What you Need to Know About Copyright
One challenge from the dark side is the subject of copyrights and permissions. To adhere to global legal requirements, you first need to understand them. I’d spend a lifetime if I tried to understand the requirements, and during that time be immobilized. Or by not trying to understand them at all, and doing great video work, maybe I’d be sued first.
When writing Movie Maker 2: Do Amazing Things, I submitted a still picture, a video frame of a bus on the main street of Chicago, Michigan Avenue. The editor asked if I had signed permissions from the driver and passengers. Of course I didn’t, so we swapped the picture with one of a lighthouse with no people in the scene.
I read about it being OK to take pictures of anything and anyone in a public place. How much more public can it be than outdoors on Michigan Avenue? Rather than study my rights about what I can or can’t do, it was easy enough to swap the picture with one I and the editor agreed to.
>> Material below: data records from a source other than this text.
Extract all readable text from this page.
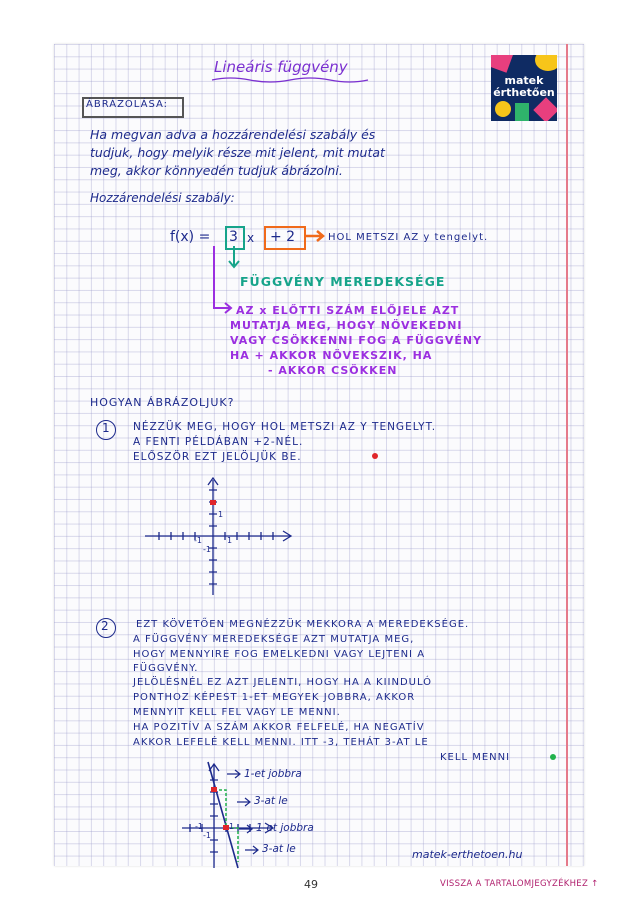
Lineáris függvény
matek
érthetően
ÁBRÁZOLÁSA:
Ha megvan adva a hozzárendelési szabály és
tudjuk, hogy melyik része mit jelent, mit mutat
meg, akkor könnyedén tudjuk ábrázolni.
Hozzárendelési szabály:
f(x) = 3 x + 2	HOL METSZI AZ y tengelyt.
FÜGGVÉNY MEREDEKSÉGE
AZ x ELŐTTI SZÁM ELŐJELE AZT
MUTATJA MEG, HOGY NÖVEKEDNI
VAGY CSÖKKENNI FOG A FÜGGVÉNY
HA + AKKOR NÖVEKSZIK, HA
- AKKOR CSÖKKEN
HOGYAN ÁBRÁZOLJUK?
1 NÉZZÜK MEG, HOGY HOL METSZI AZ Y TENGELYT.
A FENTI PÉLDÁBAN +2-NÉL.
ELŐSZÖR EZT JELÖLJÜK BE.
1
1
-1
-1
2	EZT KÖVETŐEN MEGNÉZZÜK MEKKORA A MEREDEKSÉGE.
A FÜGGVÉNY MEREDEKSÉGE AZT MUTATJA MEG,
HOGY MENNYIRE FOG EMELKEDNI VAGY LEJTENI A
FÜGGVÉNY.
JELÖLÉSNÉL EZ AZT JELENTI, HOGY HA A KIINDULÓ
PONTHOZ KÉPEST 1-ET MEGYEK JOBBRA, AKKOR
MENNYIT KELL FEL VAGY LE MENNI.
HA POZITÍV A SZÁM AKKOR FELFELÉ, HA NEGATÍV
AKKOR LEFELÉ KELL MENNI. ITT -3, TEHÁT 3-AT LE
KELL MENNI
1-et jobbra
3-at le
1-et jobbra
3-at le
-1
-1
1
matek-erthetoen.hu
49	VISSZA A TARTALOMJEGYZÉKHEZ ↑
So much of the video content on YouTube today seems to come from those who blatantly ignore such matters, and nothing seems to happen as a result. But that doesn’t make what they are doing ‘right’, or justify others to do the same.
Copyrights are legal matters, and laws differ from country to country and time to time. Lawyers get paid to represent you or others on either side. I’ve read legal opinions on one side that supports what I do, and those from the other side that don’t. Here’s how I approach my video work.
- If I’m in a public place with no signs restricting picture or video taking, I feel free to capture footage and use it in my videos. Street corner musicians at an art fair in Ann Arbor are fair game.
- If I’m in a semi-public or semi-private place… Disney World would fall into that category… I read the info on the admission ticket and attraction entrances, and balance it with the many signs encouraging me to take pictures. What I do is on a case-by-case basis.
- If I’m inside a private place, and there’s a notice not allowing picture-taking, I adhere to it.
I’m not out to push the limits by refusing to stop taking video footage when informed. This happens in indoor shopping malls. Are they public or private? Is video taking OK or not. I hear both sides, and take videos in them, but stop if asked by a guard to do so. I also stopped when taking video of airplanes landing and taking off from outside our local airport, when strongly told to stop by local police. They didn’t say I couldn’t use my already captured footage…
Here’s a note from Graham Hughes, who runs a DVD business and reviewed this article. “…. I’d distinguish between video for home use, where the street musicians are probably ok, and for commercial use, where you could get clobbered for all sorts of things depending on what the musician was playing. He may have been breaking the law by playing a copyrighted song!!!!!!…”. And so goes the arguements on each side.